Art. 232. Os índios, suas comunidades e organizações são partes legítimas para ingressar em juízo em defesa de seus direitos e interesses, intervindo o Ministério Público em todos os atos do processo.

A atuação do movimento indígena foi e é importante para garantir direitos destes povos e para pôr fim à política indigenista tutelar, paternalista e autoritária que acontecia quando o Estado, por meio do Serviço de Proteção ao Índio (SPI) e da Fundação Nacional do Índio (FUNAI), queria conduzir toda a vida indígena.

Para assistir...

Constituição de 1988 Direitos Indígenas:

Para relembrar a luta pelos direitos indígenas na Assembleia Constituinte, assista ao vídeo de Ailton Krenak.

Fonte: Youtube.

Exemplos de protagonismo indígena em movimentos sociais indígenas.

Alguns exemplos do protagonismo indígena em movimentos sociais indígenas são:

  • Acampamento Terra Livre;
  • Marcha das Mulheres Indígenas;
  • FOIRN (Federação das Organizações Indígenas do Rio Negro);
  • HUTUKARA (organização indígena dos povos Yanomami e Ye’kuana);
  • Aty Guasu (Grande Assembleia dos povos Guarani e Kaiowá);
  • Comissão Guarani Yvyrupa (organização das lideranças guarani do sul e sudeste do Brasil);
  • Kuñangue Aty Guasu (Grande Assembleia das Mulheres Kaiowá e Guarani no Cone Sul de Mato Grosso Do Sul);
  • ANMIGA (Articulação Nacional das Mulheres Indígenas Guerreiras da Ancestralidade);
  • APOINME (Articulação dos Povos e Organizações Indígenas do Nordeste, Minas Gerais e Espírito Santo);
  • ARPINSUL (Articulação dos Povos Indígenas do Sul);
  • Conselho do Povo Terena;
  • Coordenação das Organizações Indígenas da Amazônia (COIAB);
  • APIB (Articulação dos Povos Indígenas do Brasil);
  • entre outros.

Durante a pandemia de COVID-19, essas organizações indígenas apoiaram lideranças locais em diversas estratégias para enfrentar a pandemia, com a construção de barreiras sanitárias, distribuição de máscaras, distribuição de caixas d’água, distribuição de alimentos, entre outras ações.

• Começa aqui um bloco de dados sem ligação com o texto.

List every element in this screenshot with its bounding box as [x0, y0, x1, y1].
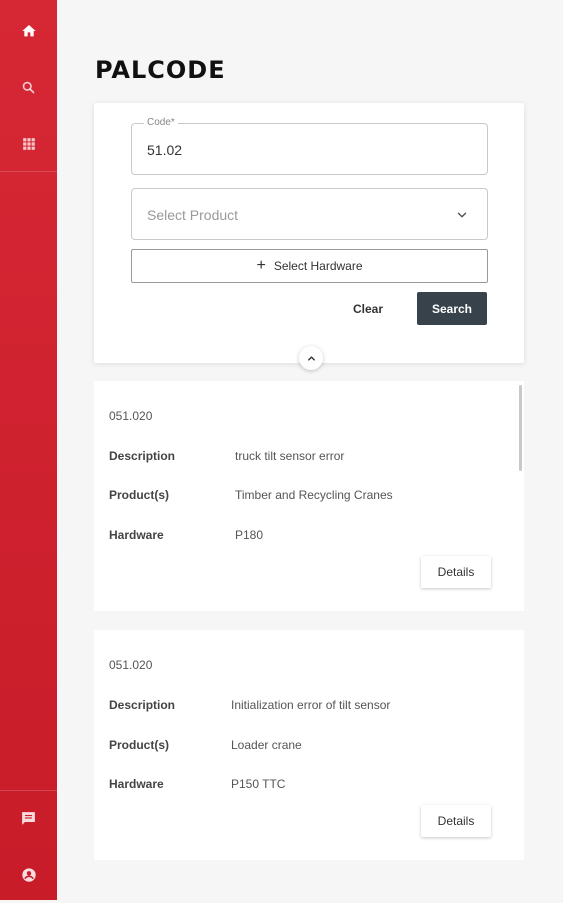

O protagonismo indígena se refere, portanto, a fazer suas escolhas, traçar os rumos de sua história, decidirem as transformações culturais que desejam de forma autônoma, ou seja, sem políticas de tutela ou imposições externas.

Essa escolha está em muitas narrativas dos antepassados dos povos indígenas, quando, por exemplo, alguns grupos indígenas fizeram escolhas culturais no início do mundo, no momento de sua criação, o que aponta para a autonomia e protagonismo desses povos desde a origem do mundo.

Saiba mais...
Ilustração do povo yudajá. Na imagem, dois indígenas em posição lateral conversam entre si. O indígena da esquerda possui um adereço de cabeça vermelho e faixas brancas na cintura, joelhos e tornozelos, além de uma tira vermelha no braço direito. Seus cabelos são pretos e uma longa trança, amarrada por tiras brancas, vai até a altura da cintura. Ele segura uma espiga de milho na mão esquerda, que está abaixada, e oferece algo com a mão direita. Sua perna esquerda está ligeiramente à frente da direita. O indígena da direita não possui adereços e seu corpo está nu, mas também possui o cabelo trançado longo com tiras brancas. Seus braços estão abaixados. Os dois personagens estão pisando em solo de cor amarronzada, rodeado por árvores verdes. À direita, há uma planta menor no chão, de folhas longas e pontiagudas. Abaixo dela, o nome do artista.
Fonte: Oficina de saúde bucal do Projeto Xingu/Unifesp/Colgate Nativo, 2005.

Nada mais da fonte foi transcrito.